Other Incontinence Procedures

Bladder Neck Surgery

The BNS and MMK are traditionally performed through a transverse incision, just above the pubic bone. Just like a caesarean scar. The surgeon opens the plane of tissue which lies between the back of the pubic bone (in front) and bladder (behind). Sutures are then placed near the bladder neck, passing into the vaginal tissue of the front wall of the vagina.
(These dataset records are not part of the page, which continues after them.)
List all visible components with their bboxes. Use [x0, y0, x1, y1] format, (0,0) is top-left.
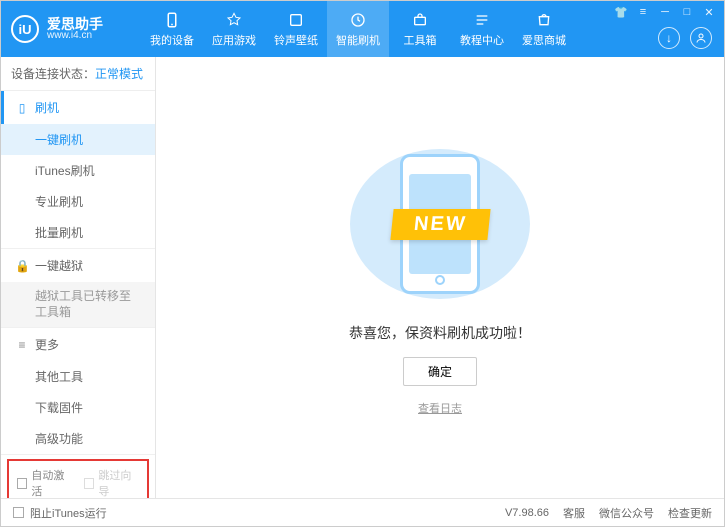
- nav-my-device[interactable]: 我的设备: [141, 1, 203, 57]
- sidebar-item-onekey[interactable]: 一键刷机: [1, 124, 155, 155]
- logo-area: iU 爱思助手 www.i4.cn: [11, 15, 141, 43]
- sidebar-jailbreak-header[interactable]: 🔒 一键越狱: [1, 249, 155, 282]
- download-icon[interactable]: ↓: [658, 27, 680, 49]
- sidebar-item-itunes[interactable]: iTunes刷机: [1, 155, 155, 186]
- sidebar-item-download[interactable]: 下载固件: [1, 392, 155, 423]
- user-icon[interactable]: [690, 27, 712, 49]
- nav-tutorials[interactable]: 教程中心: [451, 1, 513, 57]
- nav-flash[interactable]: 智能刷机: [327, 1, 389, 57]
- success-illustration: NEW: [340, 139, 540, 309]
- app-url: www.i4.cn: [47, 31, 103, 41]
- checkbox-auto-activate[interactable]: 自动激活: [17, 467, 72, 498]
- sidebar-item-pro[interactable]: 专业刷机: [1, 186, 155, 217]
- block-itunes-label[interactable]: 阻止iTunes运行: [30, 505, 107, 521]
- sidebar-more-header[interactable]: ≡ 更多: [1, 328, 155, 361]
- checkbox-icon: [17, 478, 27, 489]
- app-title: 爱思助手: [47, 17, 103, 31]
- nav-store[interactable]: 爱思商城: [513, 1, 575, 57]
- app-header: iU 爱思助手 www.i4.cn 我的设备 应用游戏 铃声壁纸 智能刷机: [1, 1, 724, 57]
- sidebar-item-advanced[interactable]: 高级功能: [1, 423, 155, 454]
- sidebar-item-other[interactable]: 其他工具: [1, 361, 155, 392]
- phone-icon: ▯: [15, 101, 29, 115]
- store-icon: [535, 11, 553, 29]
- nav-toolbox[interactable]: 工具箱: [389, 1, 451, 57]
- toolbox-icon: [411, 11, 429, 29]
- nav-ringtones[interactable]: 铃声壁纸: [265, 1, 327, 57]
- checkbox-skip-guide[interactable]: 跳过向导: [84, 467, 139, 498]
- nav-apps[interactable]: 应用游戏: [203, 1, 265, 57]
- minimize-icon[interactable]: ─: [658, 5, 672, 19]
- logo-icon: iU: [11, 15, 39, 43]
- sidebar: 设备连接状态：正常模式 ▯ 刷机 一键刷机 iTunes刷机 专业刷机 批量刷机…: [1, 57, 156, 498]
- sidebar-flash-header[interactable]: ▯ 刷机: [1, 91, 155, 124]
- sidebar-item-batch[interactable]: 批量刷机: [1, 217, 155, 248]
- maximize-icon[interactable]: □: [680, 5, 694, 19]
- view-log-link[interactable]: 查看日志: [418, 400, 462, 416]
- close-icon[interactable]: ✕: [702, 5, 716, 19]
- success-message: 恭喜您，保资料刷机成功啦！: [349, 323, 531, 343]
- menu-icon[interactable]: ≡: [636, 5, 650, 19]
- wechat-link[interactable]: 微信公众号: [599, 505, 654, 521]
- wallpaper-icon: [287, 11, 305, 29]
- version-label: V7.98.66: [505, 507, 549, 519]
- device-icon: [163, 11, 181, 29]
- lock-icon: 🔒: [15, 259, 29, 273]
- main-content: NEW 恭喜您，保资料刷机成功啦！ 确定 查看日志: [156, 57, 724, 498]
- status-bar: 阻止iTunes运行 V7.98.66 客服 微信公众号 检查更新: [1, 498, 724, 526]
- options-highlight: 自动激活 跳过向导: [7, 459, 149, 498]
- flash-icon: [349, 11, 367, 29]
- new-ribbon: NEW: [390, 209, 490, 240]
- more-icon: ≡: [15, 338, 29, 352]
- tutorial-icon: [473, 11, 491, 29]
- update-link[interactable]: 检查更新: [668, 505, 712, 521]
- skin-icon[interactable]: 👕: [614, 5, 628, 19]
- service-link[interactable]: 客服: [563, 505, 585, 521]
- ok-button[interactable]: 确定: [403, 357, 477, 386]
- connection-status: 设备连接状态：正常模式: [1, 57, 155, 91]
- checkbox-icon: [84, 478, 94, 489]
- apps-icon: [225, 11, 243, 29]
- checkbox-icon[interactable]: [13, 507, 24, 518]
- window-controls: 👕 ≡ ─ □ ✕: [614, 5, 716, 19]
- top-nav: 我的设备 应用游戏 铃声壁纸 智能刷机 工具箱 教程中心: [141, 1, 575, 57]
- sidebar-jailbreak-note: 越狱工具已转移至工具箱: [1, 282, 155, 327]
These are then tied either to the back of the pubic bone or to a strong ligament nearby. This elevates the bladder neck. This operation can also be performed via the laparoscope - another minimally invasive technique. Regardless, they all rely on the formation of scar tissue to 'hold' everything in place.
I do not perform the traditional sling procedures which involve passing a sling around the bladder neck. These are made from synthetic material, strips of the patients own rectus sheath or another fibrous structure called the fascia lata (in the leg). I cannot comment on its reliability or complications in any depth but it is more 'invasive' than either the BNS or MMK procedure.

Urethral Support Surgery

I have performed each of these and prefer the TVT. This is partly due to user experience and partly related to the tape used by each device. As I currently achieve good results, I have no reason to change.
Para-Urethral Injections  
A small percentage of patients are unsuitable or unable to have surgery. Bulking agents can be injected around the bladder neck and beside the urethra to help reduce leakage.

Prolapse Surgery

This is not in itself continence surgery and may make continence better or worse. The outcome is dependent on a host of factors. Prolapse surgery may be required to restore anatomy to a point where a continence operation will be more effective / successful.